KUALA LUMPUR: The Malaysian ringgit has become very weak against the US dollar and Singapore dollar lately.
According a CNA’ s interview with experts, the ringgit’s performance had declined 0.7 per cent in the first quarter of 2022.
The news portal added, the ringgit had further weakened against the US dollar since March, from trading below RM4.20 to hitting RM4.36 in early May. On May 19, the ringgit fell past RM4.40 against a strengthening dollar.
The ringgit also depreciated to a record low against the Singaporean dollar on May 24, touching RM3.2068, according to data from the Wall Street Journal.
Sunway University economics professor Yeah Kim Leng told CNA that the Singdollar had reached this new height as the country’s monetary policy was based on managing the exchange rate, and allowing interest rates to adjust freely with international rates.
“Singapore’s monetary authority is expected to appreciate its currency to counter the rise in imported inflation.
“As Malaysia’s interest rate adjustment is likely to be more gradual than international rates, the narrowing interest rate differential will be reflected in a weakening ringgit,” Prof Yeah explained to CNA.
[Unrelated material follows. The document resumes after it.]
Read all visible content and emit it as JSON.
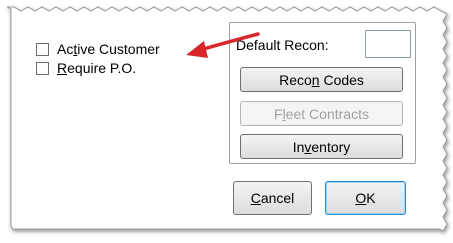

Mr Hafidzi Razali, a senior analyst with strategic advisory firm Bower Group Asia, said the weakening of the ringgit to the US dollar was in part due to investors factoring in larger rate hikes by the US Federal Reserve, more so with inflation in the US reaching as high as 8.5 per cent recently.
He added that a weakening Chinese yuan against the US dollar had also indirectly affected the ringgit.
What happens when the Ringgit depreciated?
Malaysia’s weakened currency would result in higher import prices, burdening both consumers and importers, the experts said.
“Imports of intermediate and capital goods will be more expensive, raising production costs while slowing down capital investment and industrial upgrading,” Prof Yeah said.
Malaysian borrowers who had taken out foreign currency loans would also find their debt servicing burden increased due to the currency depreciation, he pointed out.
This means they have to convert more ringgit into US dollars to pay the same amount of loan instalments.
Mr Hafidzi pointed out that the increased costs of imports would also hit Malaysia in terms of necessities such as food, in which the country is a net importer.
“The impact of both weaker ringgit and higher inflation may limit private consumption, as consumers’ spending power is reduced.
“If it remains prolonged, this may impact the private consumption component for Malaysia’s gross domestic product (GDP) and impact the country’s economic growth percentage,” he explained.